Multiplayer is where the game shines. When you're playing with other players, the game becomes a lot more goal oriented, and everyone must work together to succeed. Each player is allowed to choose a class, which can be switched at any time. This means that each team must have a balanced class list in order to complete objectives. The multiplayer is composed of tasks that must be completed in a certain amount of time. There is one team of 8 defending and one team of 8 attacking, essentially. This can also be played co-op, where a team of any number of players and bots goes up against a team of only bots. It works relatively well, as long as your team is performing the goals assigned, rather than focusing on their own score. Ranks are pretty easily gained, and new unlocks come pretty swiftly. The good thing about experience is that it carries over from single-player to multiplayer, allowing for seamless integration of the two. The number of maps is a bit lackluster, with only a handful to choose from. Bethesda promises to continue to fuel the game, and keep it very supported. They've already announced one multiplayer DLC which will be free and releasing in June, containing more guns, maps, and outfits.

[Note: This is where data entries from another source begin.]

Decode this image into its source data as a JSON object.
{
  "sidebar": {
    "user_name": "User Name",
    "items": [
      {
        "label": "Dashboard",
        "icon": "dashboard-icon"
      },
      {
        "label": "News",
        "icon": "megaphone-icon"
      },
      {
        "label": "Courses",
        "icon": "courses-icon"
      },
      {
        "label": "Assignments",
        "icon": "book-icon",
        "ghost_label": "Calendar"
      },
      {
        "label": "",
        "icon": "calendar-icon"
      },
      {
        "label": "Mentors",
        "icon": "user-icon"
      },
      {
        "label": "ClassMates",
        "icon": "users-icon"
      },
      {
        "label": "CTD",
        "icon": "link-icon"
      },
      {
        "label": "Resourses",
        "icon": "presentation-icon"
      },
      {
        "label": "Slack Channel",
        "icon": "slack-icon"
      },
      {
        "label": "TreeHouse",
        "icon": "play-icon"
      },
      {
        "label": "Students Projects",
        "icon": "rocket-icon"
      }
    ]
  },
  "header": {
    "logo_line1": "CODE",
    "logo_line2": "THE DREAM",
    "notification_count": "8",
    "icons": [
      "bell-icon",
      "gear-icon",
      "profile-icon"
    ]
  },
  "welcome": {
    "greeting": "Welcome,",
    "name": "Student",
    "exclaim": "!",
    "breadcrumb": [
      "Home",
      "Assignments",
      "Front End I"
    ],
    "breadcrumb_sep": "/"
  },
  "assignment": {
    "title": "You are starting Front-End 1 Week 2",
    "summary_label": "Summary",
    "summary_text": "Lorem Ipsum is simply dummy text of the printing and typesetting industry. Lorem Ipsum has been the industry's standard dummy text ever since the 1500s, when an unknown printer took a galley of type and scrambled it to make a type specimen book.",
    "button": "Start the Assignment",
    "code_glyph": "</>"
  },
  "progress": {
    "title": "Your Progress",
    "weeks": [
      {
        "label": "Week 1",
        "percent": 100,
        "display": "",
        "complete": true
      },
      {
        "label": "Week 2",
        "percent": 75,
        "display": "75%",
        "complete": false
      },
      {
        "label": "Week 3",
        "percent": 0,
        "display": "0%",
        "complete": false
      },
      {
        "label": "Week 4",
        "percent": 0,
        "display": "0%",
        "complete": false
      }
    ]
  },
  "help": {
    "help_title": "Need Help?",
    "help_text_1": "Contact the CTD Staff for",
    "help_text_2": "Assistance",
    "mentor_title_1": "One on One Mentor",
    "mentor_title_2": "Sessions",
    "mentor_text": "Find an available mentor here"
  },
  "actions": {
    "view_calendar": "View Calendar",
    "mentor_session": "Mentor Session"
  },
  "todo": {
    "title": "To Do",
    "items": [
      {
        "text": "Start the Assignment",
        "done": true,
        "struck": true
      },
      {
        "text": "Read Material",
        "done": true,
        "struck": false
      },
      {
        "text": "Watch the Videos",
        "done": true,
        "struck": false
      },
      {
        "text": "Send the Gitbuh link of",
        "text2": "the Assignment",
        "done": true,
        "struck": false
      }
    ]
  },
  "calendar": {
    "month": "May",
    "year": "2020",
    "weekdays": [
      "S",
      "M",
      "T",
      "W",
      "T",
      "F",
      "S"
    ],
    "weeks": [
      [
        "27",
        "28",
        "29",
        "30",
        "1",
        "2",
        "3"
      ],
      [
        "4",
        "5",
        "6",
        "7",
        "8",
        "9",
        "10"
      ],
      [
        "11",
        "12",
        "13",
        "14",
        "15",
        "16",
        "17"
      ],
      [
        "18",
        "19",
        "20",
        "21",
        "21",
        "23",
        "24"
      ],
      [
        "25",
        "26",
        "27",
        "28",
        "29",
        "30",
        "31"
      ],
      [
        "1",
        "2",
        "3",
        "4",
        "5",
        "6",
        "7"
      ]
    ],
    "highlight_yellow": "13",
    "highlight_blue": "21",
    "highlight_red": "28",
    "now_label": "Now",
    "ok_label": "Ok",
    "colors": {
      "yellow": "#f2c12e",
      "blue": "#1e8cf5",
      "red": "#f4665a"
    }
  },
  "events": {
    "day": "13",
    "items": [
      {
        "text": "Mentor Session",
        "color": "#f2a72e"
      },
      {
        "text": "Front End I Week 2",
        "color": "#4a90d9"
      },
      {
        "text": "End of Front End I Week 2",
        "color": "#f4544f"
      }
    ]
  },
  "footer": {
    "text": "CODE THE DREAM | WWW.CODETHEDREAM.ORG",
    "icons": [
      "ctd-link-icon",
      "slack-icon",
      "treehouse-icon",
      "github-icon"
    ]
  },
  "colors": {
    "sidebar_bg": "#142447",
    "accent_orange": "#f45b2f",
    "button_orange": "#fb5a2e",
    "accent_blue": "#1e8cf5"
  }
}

Overall, Brink is a decent change of pace from the average first-person shooter. It gives the genre something to think about with its SMART system and its customization. The art style behind the game is really unique, and performs rather well, showing that not all shooters have to be ultra-realistic. The graphics could be a bit better, with a few rough textures loading in at times, but still doesn't look horrible. The game doesn't do a lot to keep the interest for long though. Since the goals for single-player and the goals for multiplayer are the same, its easy to find out the patterns and best routes of success early on, and use those to your advantage. The multiplayer will definitely keep you playing for a while, but eventually will grow tiresome unless Bethesda really supports the game after launch.

Story – 6.5
Gameplay – 7
Graphics – 7.5
Sound – 8
Replayability - 7.5

Overall Rating – 7

2 comments:

Haven't played it yet, but in such a crowded market, I personally don't see any reason to pick up Brink over many of the other shooters. Especially considering that you can purchase MAG at a much lower price-great game.

In the case of Brink, I'd agree. Its a decent shooter, but really doesn't set itself apart from other games enough to be a "must buy." I'm not sure how good Mag is, since I haven't yet played it, but it is definitely a good choice, since its a greatest hits title.